Cutting carbon emissions by 80% let’s see…
Keeping the same power plants in place…
That could be like just under 5 hours of electricity a day.
Come on we can all do this if we try. You just gotta believe…
One hour of power at home in the morning…
One hour of power at home in the evening…
and 2hours and 48 minutes at work.
That would make a hefty 14 hour work week…
Yeah, that’s gonna work just fine… /sarc.
I can see a solution to this. Slow combustion syngas generators running on dried biomass producing H2 and CO to be fed to small four stroke generators. Cars have been run on wood chips with this system. The problems with continuous biomass feed can be solved by producing standardised pellets. These could be produced by a local cooperative and sold as garden mulch thus avoiding fuel taxes. It would only take a few thousand households to install such as system for the government to take notice,.
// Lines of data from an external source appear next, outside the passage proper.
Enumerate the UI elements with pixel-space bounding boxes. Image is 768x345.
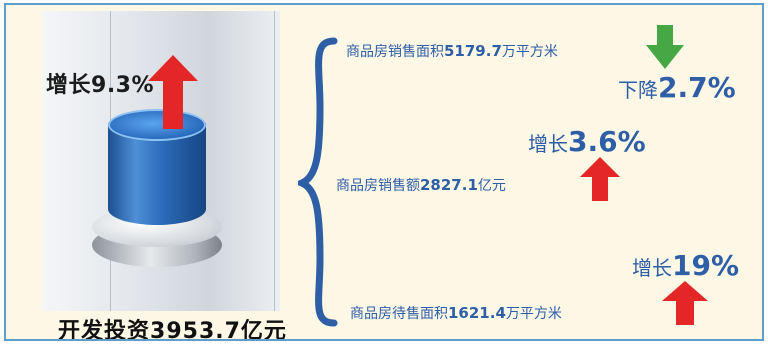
investment-amount: 开发投资3953.7亿元 xyxy=(58,313,287,341)
sales-area-unit: 万平方米 xyxy=(501,44,558,60)
sales-revenue-change-value: 3.6% xyxy=(568,125,646,158)
backdrop-line xyxy=(274,11,275,311)
investment-growth-label: 增长 xyxy=(46,73,92,98)
curly-brace-icon xyxy=(298,37,338,327)
sales-area-item: 商品房销售面积5179.7万平方米 xyxy=(346,41,558,61)
sales-area-change-word: 下降 xyxy=(618,78,658,102)
sales-area-label: 商品房销售面积 xyxy=(346,44,444,60)
unsold-area-change: 增长19% xyxy=(632,249,739,282)
investment-growth-value: 9.3% xyxy=(91,73,155,98)
sales-revenue-change: 增长3.6% xyxy=(528,125,646,158)
up-arrow-icon xyxy=(580,157,620,201)
sales-revenue-value: 2827.1 xyxy=(420,176,478,194)
investment-cylinder-top xyxy=(108,109,206,141)
unsold-area-change-value: 19% xyxy=(672,249,740,282)
unsold-area-value: 1621.4 xyxy=(448,304,506,322)
sales-revenue-change-word: 增长 xyxy=(528,132,568,156)
investment-amount-label: 开发投资 xyxy=(58,319,151,341)
sales-revenue-unit: 亿元 xyxy=(477,178,506,194)
sales-area-value: 5179.7 xyxy=(444,42,502,60)
sales-area-change: 下降2.7% xyxy=(618,71,736,104)
up-arrow-icon xyxy=(148,55,198,129)
unsold-area-unit: 万平方米 xyxy=(505,306,562,322)
unsold-area-change-word: 增长 xyxy=(632,256,672,280)
sales-revenue-label: 商品房销售额 xyxy=(336,178,420,194)
sales-area-change-value: 2.7% xyxy=(658,71,736,104)
up-arrow-icon xyxy=(662,281,708,325)
down-arrow-icon xyxy=(646,25,684,69)
unsold-area-label: 商品房待售面积 xyxy=(350,306,448,322)
unsold-area-item: 商品房待售面积1621.4万平方米 xyxy=(350,303,562,323)
infographic-frame: 增长9.3% 开发投资3953.7亿元 商品房销售面积5179.7万平方米 下降… xyxy=(4,3,764,341)
investment-growth: 增长9.3% xyxy=(46,67,154,99)
sales-revenue-item: 商品房销售额2827.1亿元 xyxy=(336,175,506,195)
investment-amount-value: 3953.7亿元 xyxy=(150,319,287,341)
Given that the AGW hoax is about increased control and taxation, thousands setting an example by going off grid and escaping energy control and taxation would show the government the eventual futility of their CO2 legislation. In such an environment the only way to keep people from going off grid would be to provide continuous reliable grid power. That means coal, gas and nuclear power.
There is much to be learned from the failure of prohibition in America. Micro generation and bootleg power could be the start of the anti kleptocracy revolution. Syngas can even be converted to liquid fuels through the Fischer–Tropsch process. Bootleg petrol? There will be a man with a van doing the rounds. licence plate YAD 061…
In a nutshell
“I’m from the government I am NOT here to help”
Charles Higley says:
People in 3rd world countries and many cities and towns in the Middle East have power only so many hours a day…..
+++++++
Jimbo said:
As for the poor in Nepal and Mongolia it is something they have geared themselves for.
+++++++
The power is always on in Mongolia. Don’t know why, but it is. Many poor people struggle to heat their ‘gers’ with coal, not electricity though. The heat downtown is from the power station (Soviet style) raising the system efficiency of the antiquated design far above electric generation efficiency in the West. Many cold cities in Central Asia have these combined heat and power (CHP) systems.
New developments in domestic coal stoves (for gers/yurts) have reduced coal consumption per day by 50% and PM emissions by 99%, nuch cleaner than coal-fired power plants. It was not until recently that some foreign group forced a wind farm onto the population but fortunately it was paid for by the foreigners. The poor will of course eventually have to pay more to run their TV and light (singular) to feed the windmill owners.
Other than that things are getting better all the time.
Interesting.
Something is amiss with this story .Why can I not find the original link from the Telegraph and why is article only presented as a cut-n-pasty sort of thing.Maybe I am
not looking for the article correctly.Skeptical minds want to know.
Al Gored said:
“BLYTHE, Calif. — Native Americans are clashing with the federal government over plans to fast-track approval and construction of massive solar energy projects that the Indians fear will harm sacred and culturally significant sites in Western deserts.”
I doubt there is anything “sacred” about their opposition to wind farms. They just want to be paid off, big time, like with cassinos.